Covid. Via libera al vaccino di AstraZeneca, ma restano i dubbi
Dopo il via libera dell’Agenzia europea del farmaco (Ema) al vaccino anti-Covid-19 sviluppato all’università di Oxford e prodotto dalla AstraZeneca, anche l’agenzia italiana Aifa ha dato la sua autorizzazione per l’uso nella popolazione al di sopra dei 18 anni di età. Con il “vaccino inglese”, più quelli già in uso della Pfizer e di Moderna basati sul mRna, anche in Italia i vaccini ora sono tre. Secondo i vertici di Aifa, il nuovo vaccino rappresenta «una valida opzione aggiuntiva nel contrasto della pandemia, anche in considerazione della maggiore maneggevolezza d’uso». A differenza degli altri vaccini, quello di AstraZeneca può essere conservato a 2-8 °C. Questo consentirà di aumentare i punti di vaccinazione coinvolgendo in futuro anche i medici di base.
Mentre nei due precedenti vaccini l’autorizzazione dell’Aifa era stata poco più di una ratifica formale, nel caso di AstraZeneca l’esito della riunione della Commissione tecnico-scientifica non era scontato. I vaccini già autorizzati avevano dimostrato un’efficacia di circa il 95% nei test. I dati forniti da AstraZeneca mostrano un’efficacia inferiore, pari al 59,5%, nella riduzione delle infezioni asintomatiche. Un risultato assai diverso da quello anticipato a dicembre dall’ad dell’azienda Pascal Soriot, che aveva parlato di un vaccino «all’altezza dei rivali».

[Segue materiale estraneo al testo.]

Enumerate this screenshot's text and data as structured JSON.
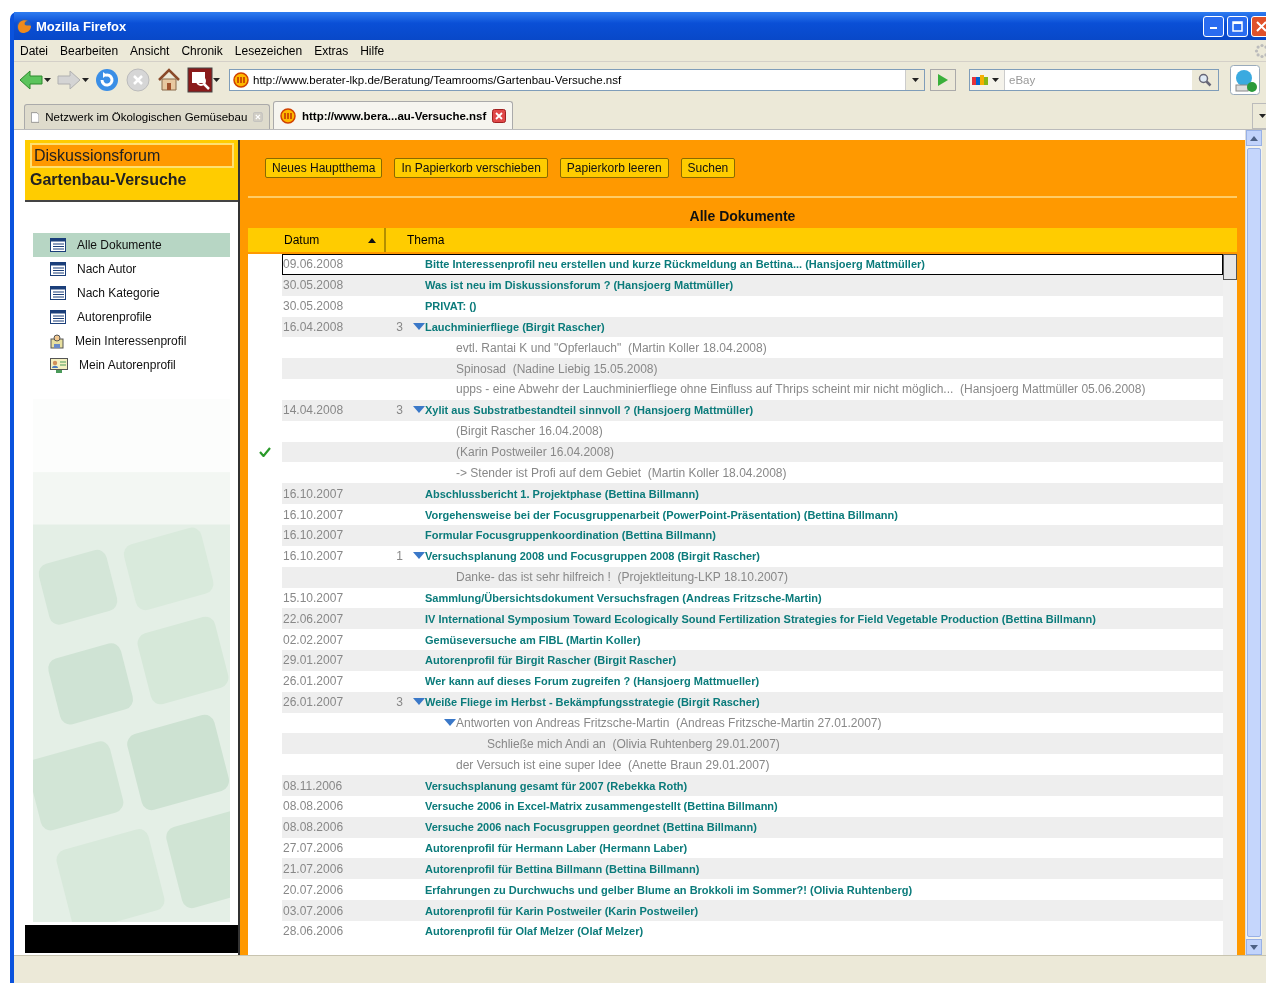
{
  "window": {
    "title": "Mozilla Firefox"
  },
  "menu": [
    "Datei",
    "Bearbeiten",
    "Ansicht",
    "Chronik",
    "Lesezeichen",
    "Extras",
    "Hilfe"
  ],
  "nav": [
    {
      "kind": "back",
      "disabled": false
    },
    {
      "kind": "forward",
      "disabled": true
    },
    {
      "kind": "reload",
      "disabled": false
    },
    {
      "kind": "stop",
      "disabled": true
    },
    {
      "kind": "home",
      "disabled": false
    }
  ],
  "address": {
    "url": "http://www.berater-lkp.de/Beratung/Teamrooms/Gartenbau-Versuche.nsf"
  },
  "search": {
    "placeholder": "eBay"
  },
  "tabs": [
    {
      "label": "Netzwerk im Ökologischen Gemüsebau",
      "selected": false
    },
    {
      "label": "http://www.bera...au-Versuche.nsf",
      "selected": true
    }
  ],
  "sidebar": {
    "forum_label": "Diskussionsforum",
    "forum_name": "Gartenbau-Versuche",
    "items": [
      {
        "label": "Alle Dokumente",
        "kind": "view",
        "selected": true
      },
      {
        "label": "Nach Autor",
        "kind": "view",
        "selected": false
      },
      {
        "label": "Nach Kategorie",
        "kind": "view",
        "selected": false
      },
      {
        "label": "Autorenprofile",
        "kind": "view",
        "selected": false
      },
      {
        "label": "Mein Interessenprofil",
        "kind": "interest",
        "selected": false
      },
      {
        "label": "Mein Autorenprofil",
        "kind": "profile",
        "selected": false
      }
    ]
  },
  "actions": [
    "Neues Hauptthema",
    "In Papierkorb verschieben",
    "Papierkorb leeren",
    "Suchen"
  ],
  "view_title": "Alle Dokumente",
  "columns": [
    {
      "label": "Datum",
      "sorted": true
    },
    {
      "label": "Thema",
      "sorted": false
    }
  ],
  "rows": [
    {
      "kind": "topic",
      "date": "09.06.2008",
      "title": "Bitte Interessenprofil neu erstellen und kurze Rückmeldung an Bettina... (Hansjoerg Mattmüller)",
      "selected": true,
      "checked": false,
      "expanded": false
    },
    {
      "kind": "topic",
      "date": "30.05.2008",
      "title": "Was ist neu im Diskussionsforum ? (Hansjoerg Mattmüller)",
      "selected": false,
      "checked": false,
      "expanded": false
    },
    {
      "kind": "topic",
      "date": "30.05.2008",
      "title": "PRIVAT:  ()",
      "selected": false,
      "checked": false,
      "expanded": false
    },
    {
      "kind": "topic",
      "date": "16.04.2008",
      "count": "3",
      "title": "Lauchminierfliege (Birgit Rascher)",
      "selected": false,
      "checked": false,
      "expanded": true,
      "children": [
        {
          "kind": "reply",
          "text": "evtl. Rantai K und \"Opferlauch\"  (Martin Koller 18.04.2008)",
          "selected": false,
          "checked": false,
          "expanded": false
        },
        {
          "kind": "reply",
          "text": "Spinosad  (Nadine Liebig 15.05.2008)",
          "selected": false,
          "checked": false,
          "expanded": false
        },
        {
          "kind": "reply",
          "text": "upps - eine Abwehr der Lauchminierfliege ohne Einfluss auf Thrips scheint mir nicht möglich...  (Hansjoerg Mattmüller 05.06.2008)",
          "selected": false,
          "checked": false,
          "expanded": false
        }
      ]
    },
    {
      "kind": "topic",
      "date": "14.04.2008",
      "count": "3",
      "title": "Xylit aus Substratbestandteil sinnvoll ? (Hansjoerg Mattmüller)",
      "selected": false,
      "checked": false,
      "expanded": true,
      "children": [
        {
          "kind": "reply",
          "text": "(Birgit Rascher 16.04.2008)",
          "selected": false,
          "checked": false,
          "expanded": false
        },
        {
          "kind": "reply",
          "text": "(Karin Postweiler 16.04.2008)",
          "selected": false,
          "checked": true,
          "expanded": false
        },
        {
          "kind": "reply",
          "text": "-> Stender ist Profi auf dem Gebiet  (Martin Koller 18.04.2008)",
          "selected": false,
          "checked": false,
          "expanded": false
        }
      ]
    },
    {
      "kind": "topic",
      "date": "16.10.2007",
      "title": "Abschlussbericht 1. Projektphase (Bettina Billmann)",
      "selected": false,
      "checked": false,
      "expanded": false
    },
    {
      "kind": "topic",
      "date": "16.10.2007",
      "title": "Vorgehensweise bei der Focusgruppenarbeit (PowerPoint-Präsentation) (Bettina Billmann)",
      "selected": false,
      "checked": false,
      "expanded": false
    },
    {
      "kind": "topic",
      "date": "16.10.2007",
      "title": "Formular Focusgruppenkoordination (Bettina Billmann)",
      "selected": false,
      "checked": false,
      "expanded": false
    },
    {
      "kind": "topic",
      "date": "16.10.2007",
      "count": "1",
      "title": "Versuchsplanung 2008 und Focusgruppen 2008 (Birgit Rascher)",
      "selected": false,
      "checked": false,
      "expanded": true,
      "children": [
        {
          "kind": "reply",
          "text": "Danke- das ist sehr hilfreich !  (Projektleitung-LKP 18.10.2007)",
          "selected": false,
          "checked": false,
          "expanded": false
        }
      ]
    },
    {
      "kind": "topic",
      "date": "15.10.2007",
      "title": "Sammlung/Übersichtsdokument Versuchsfragen (Andreas Fritzsche-Martin)",
      "selected": false,
      "checked": false,
      "expanded": false
    },
    {
      "kind": "topic",
      "date": "22.06.2007",
      "title": "IV International Symposium Toward Ecologically Sound Fertilization Strategies for Field Vegetable Production (Bettina Billmann)",
      "selected": false,
      "checked": false,
      "expanded": false
    },
    {
      "kind": "topic",
      "date": "02.02.2007",
      "title": "Gemüseversuche am FIBL (Martin Koller)",
      "selected": false,
      "checked": false,
      "expanded": false
    },
    {
      "kind": "topic",
      "date": "29.01.2007",
      "title": "Autorenprofil für Birgit Rascher (Birgit Rascher)",
      "selected": false,
      "checked": false,
      "expanded": false
    },
    {
      "kind": "topic",
      "date": "26.01.2007",
      "title": "Wer kann auf dieses Forum zugreifen ? (Hansjoerg Mattmueller)",
      "selected": false,
      "checked": false,
      "expanded": false
    },
    {
      "kind": "topic",
      "date": "26.01.2007",
      "count": "3",
      "title": "Weiße Fliege im Herbst - Bekämpfungsstrategie (Birgit Rascher)",
      "selected": false,
      "checked": false,
      "expanded": true,
      "children": [
        {
          "kind": "reply",
          "text": "Antworten von Andreas Fritzsche-Martin  (Andreas Fritzsche-Martin 27.01.2007)",
          "selected": false,
          "checked": false,
          "expanded": true,
          "children": [
            {
              "kind": "reply",
              "text": "Schließe mich Andi an  (Olivia Ruhtenberg 29.01.2007)",
              "selected": false,
              "checked": false,
              "expanded": false
            }
          ]
        },
        {
          "kind": "reply",
          "text": "der Versuch ist eine super Idee  (Anette Braun 29.01.2007)",
          "selected": false,
          "checked": false,
          "expanded": false
        }
      ]
    },
    {
      "kind": "topic",
      "date": "08.11.2006",
      "title": "Versuchsplanung gesamt für 2007 (Rebekka Roth)",
      "selected": false,
      "checked": false,
      "expanded": false
    },
    {
      "kind": "topic",
      "date": "08.08.2006",
      "title": "Versuche 2006 in Excel-Matrix zusammengestellt (Bettina Billmann)",
      "selected": false,
      "checked": false,
      "expanded": false
    },
    {
      "kind": "topic",
      "date": "08.08.2006",
      "title": "Versuche 2006 nach Focusgruppen geordnet (Bettina Billmann)",
      "selected": false,
      "checked": false,
      "expanded": false
    },
    {
      "kind": "topic",
      "date": "27.07.2006",
      "title": "Autorenprofil für Hermann Laber (Hermann Laber)",
      "selected": false,
      "checked": false,
      "expanded": false
    },
    {
      "kind": "topic",
      "date": "21.07.2006",
      "title": "Autorenprofil für Bettina Billmann (Bettina Billmann)",
      "selected": false,
      "checked": false,
      "expanded": false
    },
    {
      "kind": "topic",
      "date": "20.07.2006",
      "title": "Erfahrungen zu Durchwuchs und gelber Blume an Brokkoli im Sommer?! (Olivia Ruhtenberg)",
      "selected": false,
      "checked": false,
      "expanded": false
    },
    {
      "kind": "topic",
      "date": "03.07.2006",
      "title": "Autorenprofil für Karin Postweiler (Karin Postweiler)",
      "selected": false,
      "checked": false,
      "expanded": false
    },
    {
      "kind": "topic",
      "date": "28.06.2006",
      "title": "Autorenprofil für Olaf Melzer (Olaf Melzer)",
      "selected": false,
      "checked": false,
      "expanded": false
    }
  ]
}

ANCHE L’EFFICACIA nelle classi più anziane è ancora un mistero. In una nota, Aifa parla di «un livello di incertezza nella stima di efficacia nei soggetti sopra i 55 anni in quanto tale popolazione (nella quale tuttavia si è osservata una buona risposta anticorpale) era scarsamente rappresentata» nei test. Nonostante l’assenza di dati clinici, Aifa ha autorizzato il vaccino anche per questa fascia, limitandosi a raccomandare l’uso dei vaccini Pfizer e Moderna al di sopra dei 55 anni di età e del vaccino AstraZeneca al di sotto. Rimane l’incognita dell’intervallo tra la prima e la seconda dose: allungarlo permette di somministrare la prima dose a più persone ma non ci sono dati affidabili sulla protezione che si ottiene senza la seconda. L’Agenzia promette approfondimenti.
ORA SARANNO il commissario straordinario Domenico Arcuri, il ministero della Salute e l’Istituto Superiore di Sanità a decidere che uso fare del vaccino. Il piano vaccinale, appena aggiornato, sarà verosimilmente modificato. La versione attuale prevede che, dopo i circa 1,5 milioni di operatori sanitari e non che hanno già ricevuto almeno una dose, nei prossimi due o tre mesi siano immunizzati gli anziani ultraottantenni e gli ospiti delle Rsa. Tenendo conto delle raccomandazioni dell’Aifa, il piano prevederebbe di tenere le fiale di AstraZeneca in frigorifero, un’eventualità già nettamente esclusa da Arcuri. Più probabile che qualche categoria più giovane – si parla di forze dell’ordine, insegnanti o di lavoratori essenziali – sia portata in cima alla fila. A questo punto nessuno sa quando riceverà un vaccino, e quale.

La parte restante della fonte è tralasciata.